Wed. Apr 24th, 2024

Today fast food workers at several of the nation’s largest chains including McDonald’s and KFC are walking out to draw attention to low-wage jobs, demand better pay for their hard work in the industry, and advocate for the right to form unions without retaliation.

Advocacy groups such as Fast Food Forward organized strikes in New York City, Chicago, St. Louis, Detroit, Milwaukee, Kansas City, Mo., and Flint, Mich., to protest the $7.25 federal minimum wage.

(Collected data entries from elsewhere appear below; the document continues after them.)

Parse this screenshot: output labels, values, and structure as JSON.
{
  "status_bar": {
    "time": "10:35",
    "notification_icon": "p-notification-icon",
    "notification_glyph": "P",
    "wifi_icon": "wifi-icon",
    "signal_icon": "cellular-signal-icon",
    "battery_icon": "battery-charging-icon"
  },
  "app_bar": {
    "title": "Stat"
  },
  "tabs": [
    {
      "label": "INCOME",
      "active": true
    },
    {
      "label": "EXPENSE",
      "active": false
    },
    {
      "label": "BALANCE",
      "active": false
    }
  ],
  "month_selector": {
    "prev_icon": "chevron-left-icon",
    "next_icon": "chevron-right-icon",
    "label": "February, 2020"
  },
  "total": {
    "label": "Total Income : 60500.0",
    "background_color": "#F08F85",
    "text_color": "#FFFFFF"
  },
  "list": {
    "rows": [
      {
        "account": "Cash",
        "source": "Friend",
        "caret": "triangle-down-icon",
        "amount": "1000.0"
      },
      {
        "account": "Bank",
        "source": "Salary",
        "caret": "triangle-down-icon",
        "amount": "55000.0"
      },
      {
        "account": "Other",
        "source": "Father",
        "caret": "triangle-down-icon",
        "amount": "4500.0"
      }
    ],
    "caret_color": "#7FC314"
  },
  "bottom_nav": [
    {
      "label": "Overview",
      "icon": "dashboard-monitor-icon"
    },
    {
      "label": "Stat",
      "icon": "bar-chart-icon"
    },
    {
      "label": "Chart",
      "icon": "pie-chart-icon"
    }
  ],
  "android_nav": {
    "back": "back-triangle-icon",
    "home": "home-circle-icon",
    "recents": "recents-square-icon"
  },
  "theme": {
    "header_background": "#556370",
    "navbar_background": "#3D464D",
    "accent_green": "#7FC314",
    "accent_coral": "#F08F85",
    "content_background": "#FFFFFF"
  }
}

Organizers and workers are demanding an increase to $15 per hour, a more realistic wage that will make it possible for fast food workers to live decent lives on the wages they make.

The nation-wide protest follows earlier walkouts in New York City last spring in which hundreds of workers walked off the job to draw attention to the poor wages and benefits of the hundreds of thousands of fast food service employees. Although no immediate changes followed these earlier actions, a notable result was that no workers were fired for their actions.

Labor organizers say this is the beginning of a movement to unionize service employees more generally, a task long thought impossible that now appears increasingly possible as workers everywhere are feeling the financial woes of the economic recession and demanding more fair treatment. Researchers project that over the next ten years, seven of the 10 fastest-growing jobs will be low-wage positions such as store clerks, laborers, and home health aides.

The plight of fast food workers also highlights the growing income disparity between workers and executives within the industry and across the economy. Fast food service employees in New York earn merely 25 percent of the money they need to survive, according to Fast Food Forward. What is more, executives in the fast food industry earn $11.9 million a year on average, while full-time employees earn a mere $15,080, according to the group.